Медицина это назовет «психотерапевтическим эффектом». Так что даже с нерелигиозной точки зрения есть смысл во взаимодействии медицины и религии. Терапевт должен быть ферапевтом.
– По моим наблюдениям, наиболее яростные сторонники абортов в большинстве своем – женщины. Почему так получается?

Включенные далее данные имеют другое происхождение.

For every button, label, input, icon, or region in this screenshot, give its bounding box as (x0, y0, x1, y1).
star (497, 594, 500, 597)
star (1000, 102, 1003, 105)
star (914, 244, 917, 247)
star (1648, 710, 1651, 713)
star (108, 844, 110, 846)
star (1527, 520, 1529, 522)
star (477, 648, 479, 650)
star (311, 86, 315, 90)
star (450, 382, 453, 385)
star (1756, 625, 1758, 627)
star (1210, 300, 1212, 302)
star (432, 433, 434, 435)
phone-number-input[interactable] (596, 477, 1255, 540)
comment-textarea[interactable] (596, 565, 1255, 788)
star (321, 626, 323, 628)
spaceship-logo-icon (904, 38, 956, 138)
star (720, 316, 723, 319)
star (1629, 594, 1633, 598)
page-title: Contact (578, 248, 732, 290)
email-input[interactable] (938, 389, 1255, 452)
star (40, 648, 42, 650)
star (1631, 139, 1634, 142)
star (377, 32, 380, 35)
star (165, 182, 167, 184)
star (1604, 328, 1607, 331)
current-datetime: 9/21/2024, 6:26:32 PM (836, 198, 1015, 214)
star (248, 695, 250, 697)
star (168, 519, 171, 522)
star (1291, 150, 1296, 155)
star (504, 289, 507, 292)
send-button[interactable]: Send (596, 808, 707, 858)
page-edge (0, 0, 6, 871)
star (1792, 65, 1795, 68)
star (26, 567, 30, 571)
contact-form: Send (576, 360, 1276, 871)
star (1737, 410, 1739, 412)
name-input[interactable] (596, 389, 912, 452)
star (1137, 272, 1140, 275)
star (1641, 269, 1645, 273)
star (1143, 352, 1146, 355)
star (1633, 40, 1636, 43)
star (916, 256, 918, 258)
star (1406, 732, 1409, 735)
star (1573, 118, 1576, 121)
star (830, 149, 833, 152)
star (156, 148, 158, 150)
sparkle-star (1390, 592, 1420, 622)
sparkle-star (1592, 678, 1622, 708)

– Есть такой закон человеческой психологии, что человек не может убить человека. Ну не может он этого сделать! Поэтому любое убийство в реальной жизни должно предваряться убийством виртуальным – словесным. Нельзя убить человека, можно убить «черномазого», «жида», «фашиста», «масона», «коммуняку», «еретика», «мироеда», «мракобеса». Их можно убить – «мерзавца», «бандита»… Человека нельзя убить. И поэтому такая самка (женщиной назвать сторонницу абортов трудно) не называет ребенком того, кого она хочет убить. Потому что тогда, признав, сказав, что это «ребенок», она уже не сможет его убить. Поэтому она обзывает его плодом.
Напротив, когда женщина ждет ребеночка, на каком бы сроке она ни находилась, для нее это уже «малыш». Одни женщины понимают, что эмбрион – это уже самостоятельная жизнь. А другие считают, что это лишь опухоль в материнском организме, с которой можно поступить, как, скажем, с грязью под ногтями – взял и вычистил. И в этом для них нет никакого нравственного преступления.